Osho'nun yazdıklarını ve ortaya koyduğu temel yaşam felsefesini okuyanlar bilirler; yaşam uğruna mücadele edilen, her gün kendini yenileyen ve doğrulama çabasını yürüten karmakarışık bir düzenden ibarettir.
Bunun içindeki bütün gayeler, ilişkiler ve iletişim yöntemleri sadece ve sadece bu amaca hizmet eder. Yani yaşamın içinde hem diyalog, hem de çatışma olabilir mi? Elbette olabilir ama bunlar birbirine hizmet ettiği ve mücadelelerini kendi amaçları doğrultusunda gerçekleştirebildikleri oranda olabilir.
Aksi halde ortaya çıkan duruma; Kaos hali demek daha doğru ve yerinde olur... Aslında kaos hali de; en kaba anlamda yaşamın oluş halidir!
Kaos hali için birçok siyaset bilimci ve kuramcı bir oluş anı'nın karmaşası açıklamalarında bulunmaktadır. Bu tam anlamıyla gerçeği karşılar mı, tüm soru işaretlerine cevap verir mi bilinmez. Fakat tüm bunların birbiriyle olan bağlantısını kurmak; çok ama çok önemlidir. Çünkü bunlardan bağımsız ve her birini kendi başına değerlendirmeye çalışmak yanlış olur...
Aslında yaşam hakkında, oluş anına yönelik vurgulamaya çalıştığımız temel meselenin günümüzdeki yansımaları; hem Kuzey'de, hem de Batı'da (Rojava'da) Kürtlerin yürüttüğü mücadele de çok açık bir şekilde ortaya çıkmaktadır. Belki bu alanlarda yaşanan mücadele ve günlük akışkanlık üzerine yapılacak analiz konunun anlaşılmasını, bölgede yaşanan siyasi atraksiyonun gerçek nedenlerini ortaya koyabilir...
Kürtler içinde olduğumuz dönem itibariyle; kendi aralarında birliği oluşturmaya çalışmaktadır. Bugüne kadar Kürtler arasındaki çatışmaları destekleyen, ancak bu şekilde Kürtler üzerinde egemenlikçi siyasetlerini yürüten tüm güçler yaşanan bu birlikteliği anlamak da güçlük çekiyorlar. Ya da anlamak istemiyorlar; çünkü bugüne kadar yaşamın merkezinde Kürtlerin birbiriyle çatışması yaşanılıyordu. Bundan sonra bunun olmayacak olması, en azından bu yönlü adımların atılmaya çalışılması bu güçler tarafından endişeyle karşılanmakta! Hatta yaşamın akışkanlığıyla izah edilemeyecek kadar karışık görünmekte.

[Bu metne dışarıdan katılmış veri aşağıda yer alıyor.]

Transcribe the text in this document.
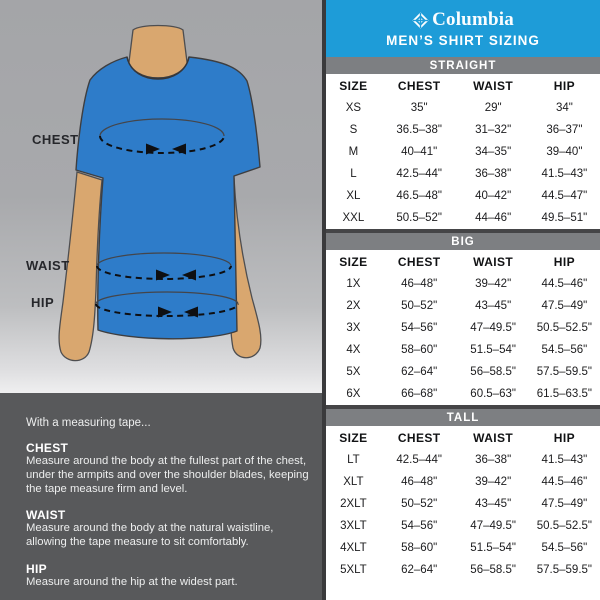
CHEST
WAIST
HIP

With a measuring tape...

CHEST
Measure around the body at the fullest part of the chest, under the armpits and over the shoulder blades, keeping the tape measure firm and level.
WAIST
Measure around the body at the natural waistline, allowing the tape measure to sit comfortably.
HIP
Measure around the hip at the widest part.
Columbia
MEN’S SHIRT SIZING
STRAIGHT
SIZE	CHEST	WAIST	HIP
XS	35"	29"	34"
S	36.5–38"	31–32"	36–37"
M	40–41"	34–35"	39–40"
L	42.5–44"	36–38"	41.5–43"
XL	46.5–48"	40–42"	44.5–47"
XXL	50.5–52"	44–46"	49.5–51"
BIG
SIZE	CHEST	WAIST	HIP
1X	46–48"	39–42"	44.5–46"
2X	50–52"	43–45"	47.5–49"
3X	54–56"	47–49.5"	50.5–52.5"
4X	58–60"	51.5–54"	54.5–56"
5X	62–64"	56–58.5"	57.5–59.5"
6X	66–68"	60.5–63"	61.5–63.5"
TALL
SIZE	CHEST	WAIST	HIP
LT	42.5–44"	36–38"	41.5–43"
XLT	46–48"	39–42"	44.5–46"
2XLT	50–52"	43–45"	47.5–49"
3XLT	54–56"	47–49.5"	50.5–52.5"
4XLT	58–60"	51.5–54"	54.5–56"
5XLT	62–64"	56–58.5"	57.5–59.5"
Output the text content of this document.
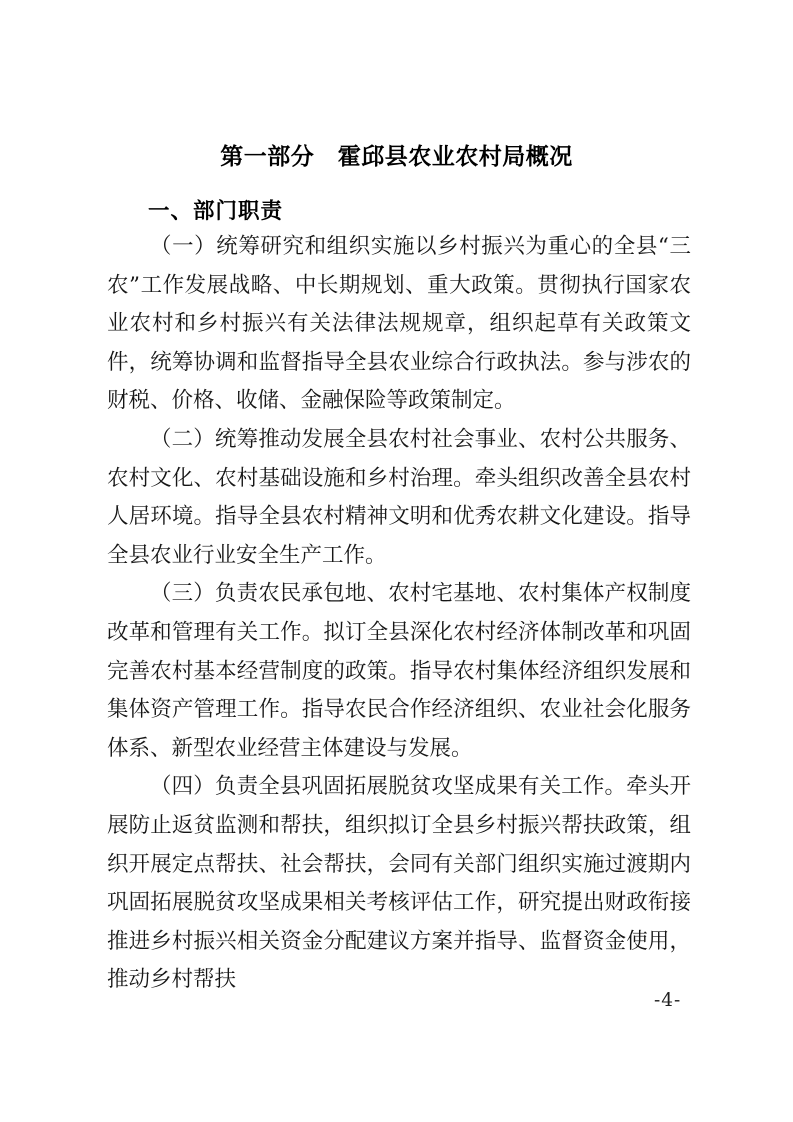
第一部分　霍邱县农业农村局概况
一、部门职责

（一）统筹研究和组织实施以乡村振兴为重心的全县“三农”工作发展战略、中长期规划、重大政策。贯彻执行国家农业农村和乡村振兴有关法律法规规章，组织起草有关政策文件，统筹协调和监督指导全县农业综合行政执法。参与涉农的财税、价格、收储、金融保险等政策制定。

（二）统筹推动发展全县农村社会事业、农村公共服务、农村文化、农村基础设施和乡村治理。牵头组织改善全县农村人居环境。指导全县农村精神文明和优秀农耕文化建设。指导全县农业行业安全生产工作。

（三）负责农民承包地、农村宅基地、农村集体产权制度改革和管理有关工作。拟订全县深化农村经济体制改革和巩固完善农村基本经营制度的政策。指导农村集体经济组织发展和集体资产管理工作。指导农民合作经济组织、农业社会化服务体系、新型农业经营主体建设与发展。

（四）负责全县巩固拓展脱贫攻坚成果有关工作。牵头开展防止返贫监测和帮扶，组织拟订全县乡村振兴帮扶政策，组织开展定点帮扶、社会帮扶，会同有关部门组织实施过渡期内巩固拓展脱贫攻坚成果相关考核评估工作，研究提出财政衔接推进乡村振兴相关资金分配建议方案并指导、监督资金使用，推动乡村帮扶

-4-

Ulusal konferans/kongre tartışmalarının yapılıyor olması, hatta önümüzdeki ay içinde gerçekleşmesi konuşuluyorken, bu güçlerin yeni dönemin siyasetini geliştirme konusunda nasıl bir tutum alacakları daha da önem kazanan bir husus oluyor! Çünkü eski siyasi söylemlerin, yaklaşımların an itibariyle geçerliliğini yitirdiği tartışmaya yer bırakmayacak kadar anlaşılır olmakta.
Öte taraftan kendilerini tanımlayan ve yaşamı da buna göre oluşturmak, şekillendirmek isteyen Kürtler; bu tanım doğrultusunda etrafındakilerle yaşamak/ilişki kurmak istiyorlar... Kürtler adına ortaya çıkan bu gelişmeleri, yine yaşamın akışkanlığı içinde göremeyenler ciddi olarak bir algılama ve anlama sorunu yaşıyorlar.
Günümüzde özellikle Kürtlerin ne yapmak istediği konusunda yaşanan bu karmaşık durum, bölge güçleri ve Uluslar arası aktörler tarafından ufak müdahalelerle kontrol altında tutulmak isteniyor. Örneğin Danimarka'da gerçekleşen kararla basına müdahale, Türkiye'de yer yer şoven yaklaşımların ve siyasetlerin öne çıkartılması, Araplarla çatışmalı hali derinleştirme çabalarının arkalarında yatan temel mantığın dayandığı payanda burası oluyor.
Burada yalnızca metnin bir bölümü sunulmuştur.